The limitations on the Seanad’s powers under the Constitution, and the constitutional mechanisms for the Dáil to over-rule the will of the Seanad in the area of legislation, subject to the power of the President to refer such measures to the people, demonstrate that the Seanad was never intended as a chamber that had to be under day to day Government control in the way that the Dáil majority is.
So why the delay in reform? Although the Taoiseach has met party leaders and Senators, over 100 days on from the referendum nothing concrete has emerged from these consultations beyond a commitment to give all third-level graduates a vote for the University seats. Yet 90% of the 60-seat Seanad would be left unreformed if the Government does nothing on the panel Senators.
However, if there is a will to make a change, there is a way to achieve it. One reform group, Democracy Matters, has a practical plan that can be put into effect right away without a further referendum.
It’s now more than 100 days since the people spoke in a referendum. They clearly want reform.
During the campaign, that was the one thing the abolitionists and reformers were agreed on.
Democracy Matters has identified six basic principles with widespread political support:
- Universal Citizen Suffrage
- One Person, One Vote
- Gender Equality
- A Vote for Citizens in the North
- A Vote for Citizens in the Diaspora
- A Role in EU Legislation and Scrutiny
We believe these six principles enjoy the support of the great majority of individual parliamentarians, political parties and the civil society groups who have taken a particular interest in political reform.
We’re asking for cross-party and society support for this plan to be put into effect right away.
If this Seanad is not reformed, the next Seanad will be elected on the same basis, and there will be no real reform for at least 10 years.

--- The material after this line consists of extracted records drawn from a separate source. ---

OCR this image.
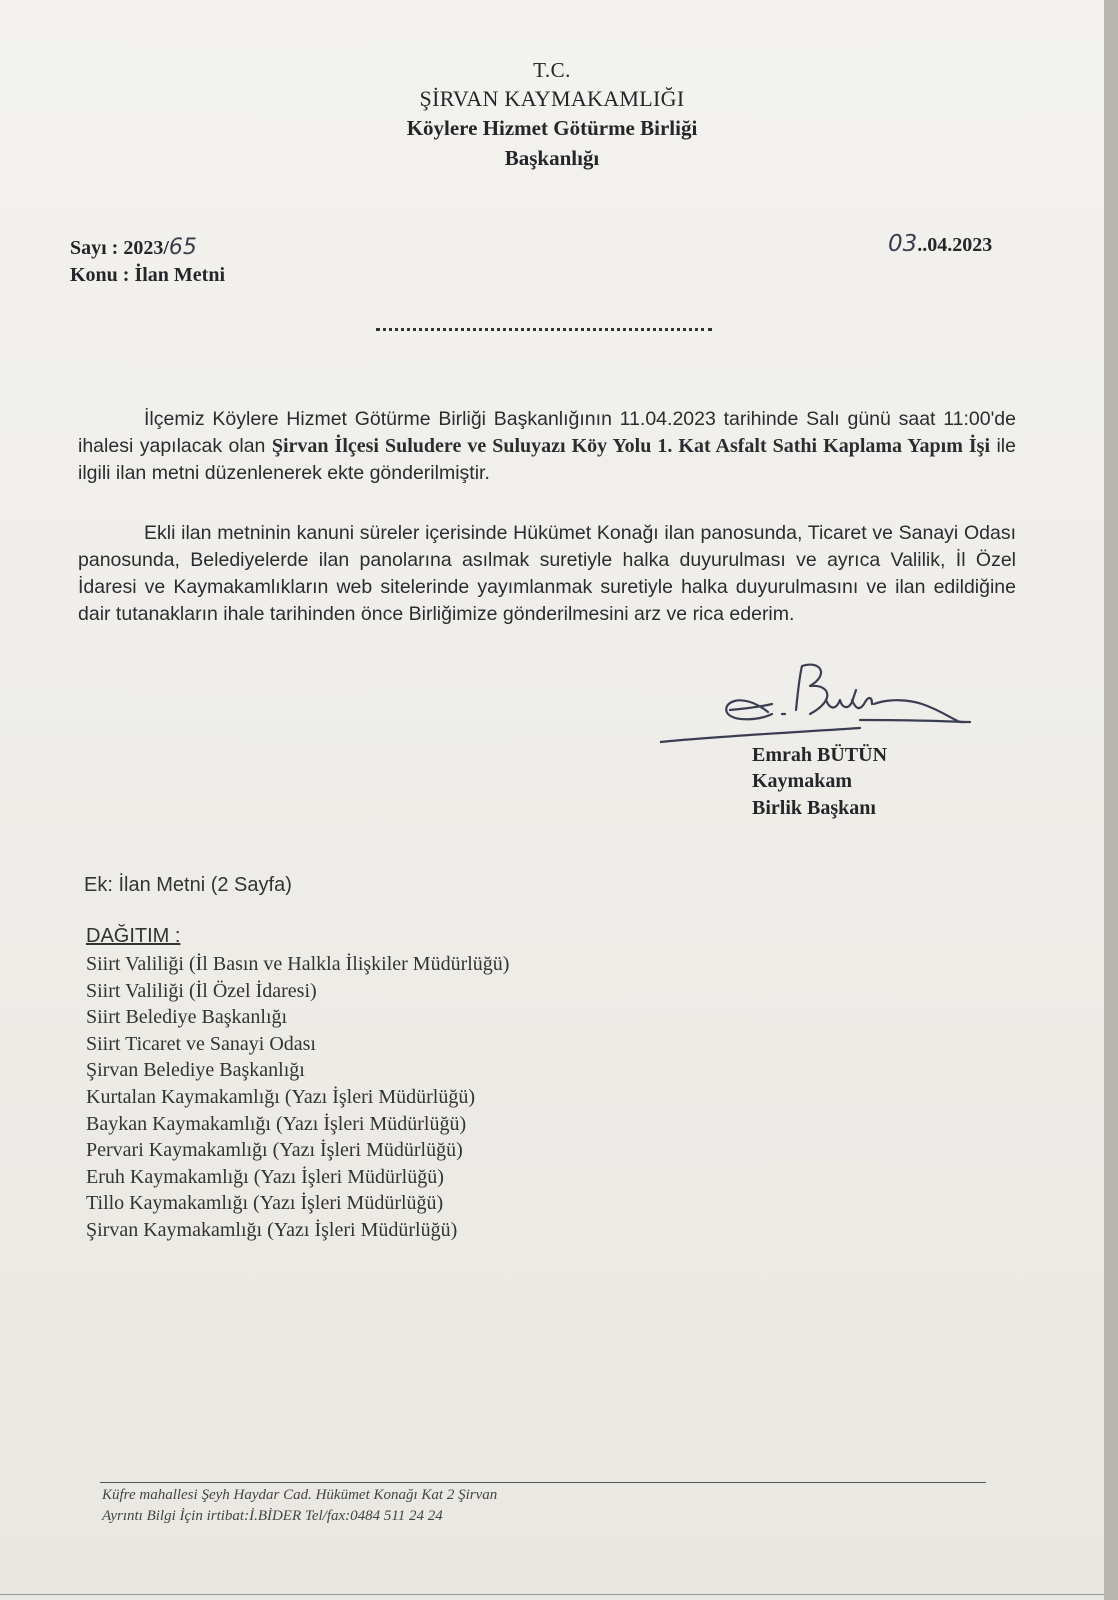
T.C.
ŞİRVAN KAYMAKAMLIĞI
Köylere Hizmet Götürme Birliği
Başkanlığı
Sayı : 2023/65
Konu : İlan Metni
03..04.2023
İlçemiz Köylere Hizmet Götürme Birliği Başkanlığının 11.04.2023 tarihinde Salı günü saat 11:00'de ihalesi yapılacak olan Şirvan İlçesi Suludere ve Suluyazı Köy Yolu 1. Kat Asfalt Sathi Kaplama Yapım İşi ile ilgili ilan metni düzenlenerek ekte gönderilmiştir.
Ekli ilan metninin kanuni süreler içerisinde Hükümet Konağı ilan panosunda, Ticaret ve Sanayi Odası panosunda, Belediyelerde ilan panolarına asılmak suretiyle halka duyurulması ve ayrıca Valilik, İl Özel İdaresi ve Kaymakamlıkların web sitelerinde yayımlanmak suretiyle halka duyurulmasını ve ilan edildiğine dair tutanakların ihale tarihinden önce Birliğimize gönderilmesini arz ve rica ederim.
Emrah BÜTÜN
Kaymakam
Birlik Başkanı
Ek: İlan Metni (2 Sayfa)
DAĞITIM :
Siirt Valiliği (İl Basın ve Halkla İlişkiler Müdürlüğü)
Siirt Valiliği (İl Özel İdaresi)
Siirt Belediye Başkanlığı
Siirt Ticaret ve Sanayi Odası
Şirvan Belediye Başkanlığı
Kurtalan Kaymakamlığı (Yazı İşleri Müdürlüğü)
Baykan Kaymakamlığı (Yazı İşleri Müdürlüğü)
Pervari Kaymakamlığı (Yazı İşleri Müdürlüğü)
Eruh Kaymakamlığı (Yazı İşleri Müdürlüğü)
Tillo Kaymakamlığı (Yazı İşleri Müdürlüğü)
Şirvan Kaymakamlığı (Yazı İşleri Müdürlüğü)
Küfre mahallesi Şeyh Haydar Cad. Hükümet Konağı Kat 2 Şirvan
Ayrıntı Bilgi İçin irtibat:İ.BİDER Tel/fax:0484 511 24 24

With political will, a Bill reforming the Seanad can be enacted this year, giving the people a reformed Seanad as soon as the next general election.
There is no need for a referendum for these reforms. And no need for Constitutional change either, as many politicians, commentators, and some of the public believe. Nowhere in our Constitution does it say we should use the present elitist, undemocratic system for electing the Seanad.
All of the reforms we propose can be done without a referendum.
All of them can be put in place with a single Seanad Reform Bill.
All of them can be in place at the next general election if we legislate in 2014.